Comment Re: OMG (Score 1) 591

"that someday I hope to turn into an income-generating company"

It's not a big deal to you. Your idea is that the internet will be wrecked when your "someday" idea happens.

But the internet will be just fine. I dare you to bet money that this will ruin the internet.

Take some meds. Maybe smoke some weed. Relax. Maybe the cell phone companies toll-charge Facebook or Disney some, they have deep pockets.

No one is coming after your little idea, you don't have any coin in your pocket.

Big fish have coin in pocket, big fish like Facebook or Microsoft Skype use lot of bandwidth.
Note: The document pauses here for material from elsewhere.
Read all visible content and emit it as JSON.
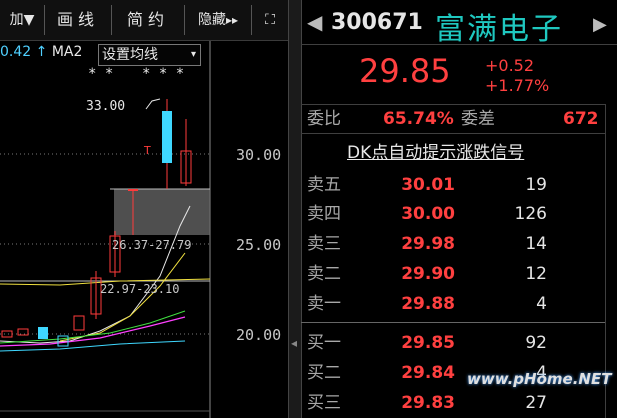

And you don't seem to understand that's exactly his point. Big fish with deep pockets will be able to pay, and those are the entities the bandwidth providers are targeting. Small fish with no pockets will not be able to pay for prioritization, which will prevent their entry to the market. The problem with this lack of neutrality protections for the internet doesn't mean the internet will be destroyed, it means the internet will no longer be allowed to grow. The only people who will be able to introduce any new services will be those already established companies that have plenty of money to ensure they have the bandwidth and response time they need, and of course those that are providing the bandwidth. The fear is that the internet will be become the modern equivalent of 90s era AOL; a managed experience and walled garden without any potential for growth that hasn't been carefully curated.

Comment Re:except (Score 1) 73

Well, thanks for your judgement of fat people and the advice you have given. Now, if you will step off your fat hate soapbox for a moment, let me try to get you to see things from a different perspective.

For YOU water suppresses cravings. For YOU this is common sense. You lack a fundamental understanding of how excessive sugar affects the body, and the mindset of an overweight person. For an obese person food, especially sugar, are drugs. They cause the same response in the body that any other addictive substance or activity does for a normal person. When an obese person eats a large pizza or a tub of ice cream it is causing a pleasure response in their brain. Stopping this behavior (cutting out sugar or fat or whatever from the diet) causes withdrawal symptoms. How easy do you think it would be for you to detox from heroin, or even cigarettes? The addiction to food causes a feedback loop, the brain sitting there saying "You can have more. Come on, it will make us feel good, we will worry about the diet tomorrow" and when you give in it just reinforces the cycle. In the end it takes a great amount of willpower and determination, and not a little physical pain, to truly adjust your eating habits and lose weight. Just like any other addiction this feeling doesn't go away, it just lessens over time. A formerly obese person needs to exercise constant willpower to not regress into the addiction.

It's a much more subtle addiction then drugs or porn or whatever, because when it starts it is very hard to know that it is a bad thing. When you snort a line of coke or shoot some heroin you have at least some idea that what you are doing is bad and could lead to a severe problem, with food it is not so easy to draw the line between normal and problem eating. Stop judging fat people as lazy or worthless, and instead see them for what they are, addicts.